Scientists will return to Snowmass in May to finish excavating the dam site before the reservoir is filled. Time is on their side because only one of Ziegler’s 11.5 acres will be disturbed to build the dam before filling it in with water. And that, Johnson says, is the best way to preserve whatever else lies beneath. Finding a series of sites at this elevation with such well-preserved remains makes it, Johnson says, the most noteworthy Ice Age find ever in Colorado. It’s potentially akin to the La Brea Tar Pits, whose asphaltlike sediment has entombed millions of Ice Age fossils and attracted about that many visitors, intrigued by the notion of a real-world Land of the Lost nestled in the heart of Los Angeles.

The Colorado mastodons are already exhibiting similar box-office appeal. The Denver Museum of Nature and Science has dubbed the ongoing excavation “The Snowmastodon Project.” Last year, the fossils attracted 3,000 visitors on the only day they were on display. And in Snowmass Village, the town has established a “Tusk Force” to help plot the future, which might include a museum. The town council has already declared Widespread Panic’s “Big Wooly Mammoth” the official town song.
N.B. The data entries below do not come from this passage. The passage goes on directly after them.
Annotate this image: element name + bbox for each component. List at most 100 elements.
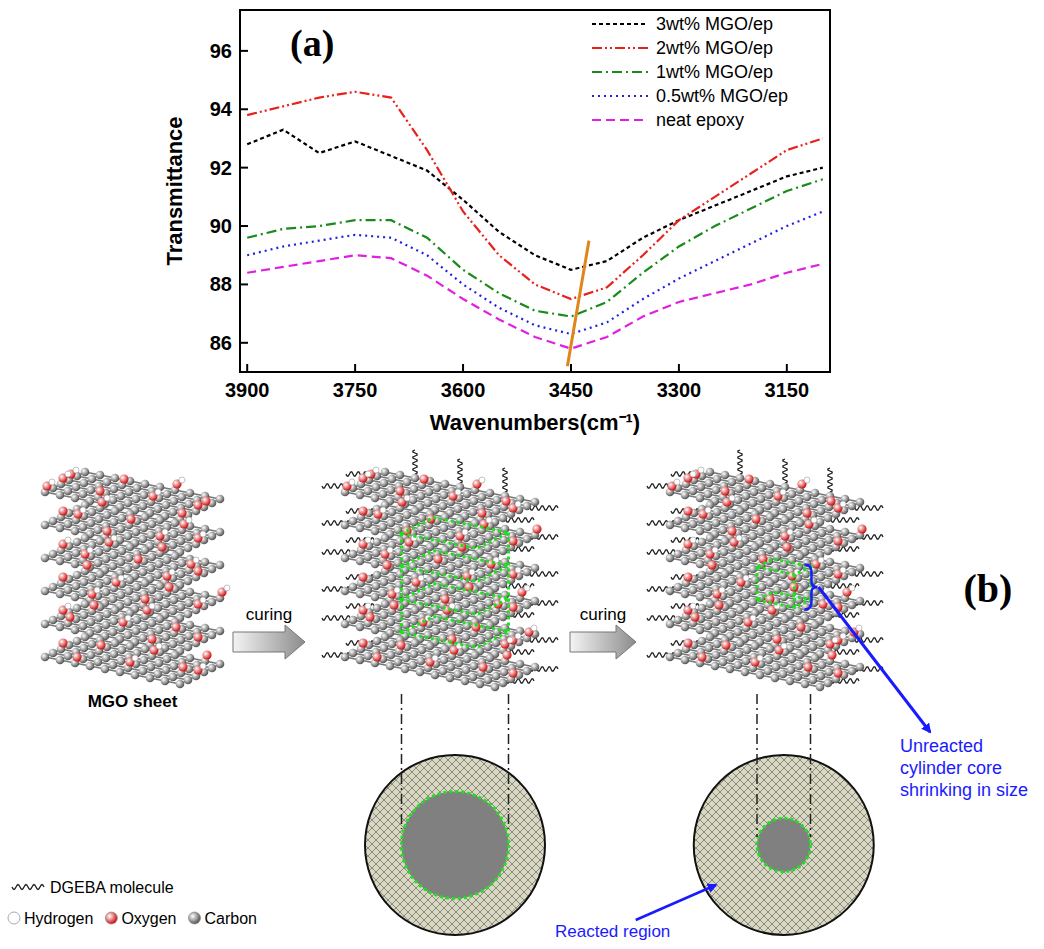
carbon-atom	[712, 519, 721, 528]
carbon-atom	[386, 662, 395, 671]
carbon-atom	[79, 622, 88, 631]
carbon-atom	[736, 606, 745, 615]
oxygen-atom	[58, 572, 67, 581]
carbon-atom	[743, 547, 752, 556]
carbon-atom	[132, 594, 141, 603]
carbon-atom	[802, 636, 811, 645]
carbon-atom	[72, 582, 81, 591]
oxygen-atom	[202, 650, 211, 659]
carbon-atom	[704, 490, 713, 499]
carbon-atom	[64, 520, 73, 529]
carbon-atom	[94, 658, 103, 667]
carbon-atom	[749, 631, 758, 640]
arrow-label: curing	[246, 605, 292, 624]
oxygen-atom	[826, 496, 835, 505]
bonds	[45, 604, 220, 651]
carbon-atom	[455, 659, 464, 668]
carbon-atom	[356, 557, 365, 566]
carbon-atom	[727, 654, 736, 663]
hydrogen-atom	[712, 547, 718, 553]
carbon-atom	[56, 590, 65, 599]
carbon-atom	[689, 553, 698, 562]
carbon-atom	[416, 668, 425, 677]
hydrogen-atom	[365, 603, 371, 609]
carbon-atom	[341, 653, 350, 662]
carbon-atom	[178, 592, 187, 601]
carbon-atom	[470, 662, 479, 671]
carbon-atom	[499, 580, 508, 589]
carbon-atom	[698, 571, 707, 580]
carbon-atom	[439, 502, 448, 511]
dgeba-molecule	[783, 459, 787, 483]
carbon-atom	[447, 564, 456, 573]
carbon-atom	[751, 543, 760, 552]
projection-line	[401, 694, 403, 829]
carbon-atom	[698, 604, 707, 613]
hydrogen-atom	[373, 467, 379, 473]
carbon-atom	[817, 540, 826, 549]
carbon-atom	[163, 622, 172, 631]
hydrogen-atom	[200, 663, 206, 669]
hydrogen-atom	[736, 535, 742, 541]
legend-atom	[8, 912, 20, 924]
carbon-atom	[446, 674, 455, 683]
dgeba-molecule	[322, 550, 350, 555]
carbon-atom	[766, 480, 775, 489]
carbon-atom	[499, 613, 508, 622]
carbon-atom	[736, 507, 745, 516]
carbon-atom	[372, 549, 381, 558]
carbon-atom	[713, 508, 722, 517]
x-tick-label: 3450	[549, 379, 594, 401]
y-tick-label: 92	[210, 157, 232, 179]
hydrogen-atom	[757, 655, 763, 661]
cylinder-outline	[793, 575, 796, 608]
legend: 3wt% MGO/ep2wt% MGO/ep1wt% MGO/ep0.5wt% …	[592, 14, 788, 130]
carbon-atom	[681, 524, 690, 533]
carbon-atom	[706, 534, 715, 543]
carbon-atom	[463, 490, 472, 499]
carbon-atom	[766, 645, 775, 654]
carbon-atom	[411, 507, 420, 516]
carbon-atom	[705, 644, 714, 653]
y-tick	[240, 225, 248, 227]
carbon-atom	[410, 650, 419, 659]
hydrogen-atom	[524, 585, 530, 591]
curing-arrow	[570, 625, 636, 659]
oxygen-atom	[502, 650, 511, 659]
carbon-atom	[418, 646, 427, 655]
carbon-atom	[711, 662, 720, 671]
carbon-atom	[757, 627, 766, 636]
y-tick	[240, 283, 248, 285]
carbon-atom	[381, 534, 390, 543]
carbon-atom	[418, 547, 427, 556]
carbon-atom	[184, 643, 193, 652]
carbon-atom	[185, 632, 194, 641]
carbon-atom	[349, 649, 358, 658]
carbon-atom	[758, 583, 767, 592]
hydrogen-atom	[781, 643, 787, 649]
carbon-atom	[141, 513, 150, 522]
carbon-atom	[712, 651, 721, 660]
carbon-atom	[824, 679, 833, 688]
panel-label: (a)	[290, 22, 334, 65]
carbon-atom	[674, 649, 683, 658]
carbon-atom	[186, 489, 195, 498]
carbon-atom	[387, 486, 396, 495]
carbon-atom	[681, 491, 690, 500]
carbon-atom	[697, 582, 706, 591]
carbon-atom	[735, 485, 744, 494]
carbon-atom	[674, 616, 683, 625]
carbon-atom	[795, 497, 804, 506]
dgeba-molecule	[855, 506, 883, 511]
carbon-atom	[742, 591, 751, 600]
carbon-atom	[349, 550, 358, 559]
legend-label: 1wt% MGO/ep	[656, 62, 773, 82]
callout-text: cylinder core	[900, 758, 1002, 778]
carbon-atom	[201, 558, 210, 567]
carbon-atom	[155, 626, 164, 635]
carbon-atom	[779, 670, 788, 679]
carbon-atom	[809, 610, 818, 619]
dgeba-molecule	[647, 550, 675, 555]
carbon-atom	[178, 493, 187, 502]
oxygen-atom	[157, 542, 166, 551]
Locals have nicknamed the mastodon “Snowy,” and she’s become the unofficial mascot for Snowmass Village, the ski-town-cum-Ice-Age wonder that now sports banners bearing her likeness under the slogan, “I dig Snowmass.” And it’s all thanks to a bulldozer driver who had a keen eye and a keener sense of history. “We’ve really seen it resonate more than we ever expected,” Johnson says. “And what’s so amazing is it wouldn’t have happened if Jesse Steele hadn’t looked over the blade.”